Bicep Curls: A classic – make sure and keep your core tight and do not swing your back to get the weights up. If you have to swing at all, grab a lighter set of weights. As a trainer, I see these big dudes at the gym swinging the heck out of their backs to lift heavy weights. It makes me cringe. They would be much better served to have lighter weights and proper form.

Deadlifts: – These are money when it comes to shaping your booty! While keeping your back straight, lower the weights keeping them close to your body (I envision myself shaving my legs) until you get to mid shin. Then roll back up slow and controlled, squeezing those bum cheeks on the way back up!

Upright Rows: These are a fun one for sexy shoulders. Keeping the weights close to your body pull the weights up until they are parallel. Do not overextend from the straight-across line shown above.

Lunges: Another amazing leg shaping super-move. Make sure and keep your front leg at a perfect 90-degree angle. Do not extend your knee over your front toe, and get that back leg as low as you can! Hold hand weights if you want an extra arm boost! {Again whether you are doing the 2×15 or the 3×10, its 10 or 15 reps PER leg!}

Tricep dips: Grab a small chair, coffee table, weight bench, small child, whatever you have on hand. Raise your body up and slowly lower your arms down. Keep your arms close to your body focusing on the tricep muscle and making it work! This is fantastic to help with those “bat wings”.

Kettlebell Swings: This one is kind of fun.
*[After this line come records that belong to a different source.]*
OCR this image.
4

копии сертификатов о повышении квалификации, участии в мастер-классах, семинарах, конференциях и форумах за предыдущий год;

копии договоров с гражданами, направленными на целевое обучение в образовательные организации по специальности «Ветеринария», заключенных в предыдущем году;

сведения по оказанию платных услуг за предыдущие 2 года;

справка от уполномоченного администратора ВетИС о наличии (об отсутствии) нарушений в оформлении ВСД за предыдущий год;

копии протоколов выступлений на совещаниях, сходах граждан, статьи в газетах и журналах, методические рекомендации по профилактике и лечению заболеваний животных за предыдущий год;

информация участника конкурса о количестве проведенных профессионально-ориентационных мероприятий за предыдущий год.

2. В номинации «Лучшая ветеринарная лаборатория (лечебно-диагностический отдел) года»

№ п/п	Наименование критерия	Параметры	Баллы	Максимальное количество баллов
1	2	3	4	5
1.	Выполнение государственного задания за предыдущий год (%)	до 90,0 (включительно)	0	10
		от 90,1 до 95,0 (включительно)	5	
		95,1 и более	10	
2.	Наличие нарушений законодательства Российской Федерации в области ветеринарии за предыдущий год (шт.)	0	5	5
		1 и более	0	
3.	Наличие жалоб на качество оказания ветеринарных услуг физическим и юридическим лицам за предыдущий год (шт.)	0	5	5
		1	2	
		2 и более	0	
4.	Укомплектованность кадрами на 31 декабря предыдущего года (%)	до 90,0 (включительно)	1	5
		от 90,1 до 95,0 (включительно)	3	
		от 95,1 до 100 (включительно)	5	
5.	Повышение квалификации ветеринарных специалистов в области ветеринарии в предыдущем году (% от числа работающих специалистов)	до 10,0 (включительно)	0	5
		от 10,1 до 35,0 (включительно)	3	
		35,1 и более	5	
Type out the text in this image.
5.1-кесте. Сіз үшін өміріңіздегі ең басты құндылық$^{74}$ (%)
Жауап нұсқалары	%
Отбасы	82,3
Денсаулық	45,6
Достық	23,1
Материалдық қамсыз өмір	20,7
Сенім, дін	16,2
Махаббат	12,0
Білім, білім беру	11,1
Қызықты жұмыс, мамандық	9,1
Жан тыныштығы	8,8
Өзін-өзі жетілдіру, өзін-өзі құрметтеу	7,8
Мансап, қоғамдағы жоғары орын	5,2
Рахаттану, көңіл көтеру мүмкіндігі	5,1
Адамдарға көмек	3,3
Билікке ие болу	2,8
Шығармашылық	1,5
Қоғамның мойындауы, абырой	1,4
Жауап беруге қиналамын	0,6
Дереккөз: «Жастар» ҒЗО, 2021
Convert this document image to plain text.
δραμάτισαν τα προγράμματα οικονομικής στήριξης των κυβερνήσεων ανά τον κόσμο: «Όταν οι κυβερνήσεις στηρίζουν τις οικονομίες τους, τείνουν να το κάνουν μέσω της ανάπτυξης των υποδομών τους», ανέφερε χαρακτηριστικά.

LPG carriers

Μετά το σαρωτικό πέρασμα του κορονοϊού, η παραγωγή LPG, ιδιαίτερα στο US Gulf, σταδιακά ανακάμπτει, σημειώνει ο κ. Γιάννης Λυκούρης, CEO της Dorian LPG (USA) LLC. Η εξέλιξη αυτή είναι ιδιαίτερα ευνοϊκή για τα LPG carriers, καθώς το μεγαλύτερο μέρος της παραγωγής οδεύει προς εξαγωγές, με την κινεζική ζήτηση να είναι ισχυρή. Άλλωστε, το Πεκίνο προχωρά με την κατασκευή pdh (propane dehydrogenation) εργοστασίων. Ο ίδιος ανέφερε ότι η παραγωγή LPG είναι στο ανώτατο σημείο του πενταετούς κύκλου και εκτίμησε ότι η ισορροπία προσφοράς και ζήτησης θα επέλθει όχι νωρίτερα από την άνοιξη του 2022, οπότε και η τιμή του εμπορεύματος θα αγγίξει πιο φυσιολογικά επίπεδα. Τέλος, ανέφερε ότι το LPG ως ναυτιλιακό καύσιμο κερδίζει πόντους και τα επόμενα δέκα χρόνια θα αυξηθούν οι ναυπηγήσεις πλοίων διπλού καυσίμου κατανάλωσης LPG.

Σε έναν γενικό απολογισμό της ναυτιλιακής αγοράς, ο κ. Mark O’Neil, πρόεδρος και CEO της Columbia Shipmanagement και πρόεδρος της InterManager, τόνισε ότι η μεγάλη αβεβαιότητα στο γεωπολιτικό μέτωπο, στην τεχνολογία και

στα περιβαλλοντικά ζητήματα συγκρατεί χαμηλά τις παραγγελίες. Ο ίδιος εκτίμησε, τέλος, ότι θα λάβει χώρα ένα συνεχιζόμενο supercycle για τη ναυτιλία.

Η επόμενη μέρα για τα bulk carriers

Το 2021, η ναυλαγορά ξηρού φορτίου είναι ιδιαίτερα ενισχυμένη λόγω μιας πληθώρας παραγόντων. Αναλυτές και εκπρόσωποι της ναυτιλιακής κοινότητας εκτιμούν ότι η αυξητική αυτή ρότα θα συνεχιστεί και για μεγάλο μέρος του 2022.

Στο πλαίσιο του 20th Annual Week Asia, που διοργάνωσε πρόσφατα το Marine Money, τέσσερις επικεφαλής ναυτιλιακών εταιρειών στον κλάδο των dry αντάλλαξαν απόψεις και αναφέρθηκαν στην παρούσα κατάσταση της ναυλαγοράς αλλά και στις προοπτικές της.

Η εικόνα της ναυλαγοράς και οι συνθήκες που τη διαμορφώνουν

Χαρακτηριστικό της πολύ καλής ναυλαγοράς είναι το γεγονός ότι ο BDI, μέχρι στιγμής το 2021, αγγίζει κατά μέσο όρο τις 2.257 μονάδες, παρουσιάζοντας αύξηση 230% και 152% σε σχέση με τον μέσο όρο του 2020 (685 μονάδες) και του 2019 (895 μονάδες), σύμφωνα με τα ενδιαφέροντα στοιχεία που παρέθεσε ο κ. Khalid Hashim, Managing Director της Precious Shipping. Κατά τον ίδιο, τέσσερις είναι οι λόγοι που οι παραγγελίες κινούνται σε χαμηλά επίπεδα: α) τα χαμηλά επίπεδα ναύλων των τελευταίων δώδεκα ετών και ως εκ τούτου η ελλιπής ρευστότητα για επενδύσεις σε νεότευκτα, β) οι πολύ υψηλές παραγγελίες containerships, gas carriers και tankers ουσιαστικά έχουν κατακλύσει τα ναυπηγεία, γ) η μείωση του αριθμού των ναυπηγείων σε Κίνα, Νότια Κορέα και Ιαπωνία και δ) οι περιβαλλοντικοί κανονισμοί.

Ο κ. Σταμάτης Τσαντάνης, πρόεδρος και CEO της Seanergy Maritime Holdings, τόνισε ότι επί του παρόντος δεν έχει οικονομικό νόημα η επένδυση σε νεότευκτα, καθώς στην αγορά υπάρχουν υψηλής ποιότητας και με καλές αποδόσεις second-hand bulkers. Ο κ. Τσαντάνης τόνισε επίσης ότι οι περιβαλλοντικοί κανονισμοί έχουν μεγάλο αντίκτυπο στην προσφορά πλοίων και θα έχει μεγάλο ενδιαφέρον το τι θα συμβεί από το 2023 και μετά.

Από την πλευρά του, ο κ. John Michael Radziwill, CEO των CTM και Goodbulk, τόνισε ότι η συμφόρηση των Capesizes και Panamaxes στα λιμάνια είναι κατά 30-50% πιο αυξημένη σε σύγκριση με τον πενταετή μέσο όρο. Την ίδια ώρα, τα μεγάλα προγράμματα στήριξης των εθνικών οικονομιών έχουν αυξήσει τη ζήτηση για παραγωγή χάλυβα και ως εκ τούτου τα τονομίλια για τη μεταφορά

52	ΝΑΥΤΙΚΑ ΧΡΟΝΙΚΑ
Squat and swing the weight or kettlebell or whatever you have on hand, up and then level above your shoulders making sure to stop and control the momentum of the swing squeezing those bum cheeks at the top.

Push Ups: It wouldn’t be one of my signature workouts without push-ups! Push-ups are my favorite move to help perk up the chest and firm up those arms. Do modified push-ups as needed. But try doing as many as you can on your toes and then switch to doing them on your knees.

There you have it! An entire workout designed to target and tone the two problem areas y’all like to complain about.

And after all that heavy lifting make sure and be a good girl and drink your BCAAs they are so important to help your body repair and recover after a workout.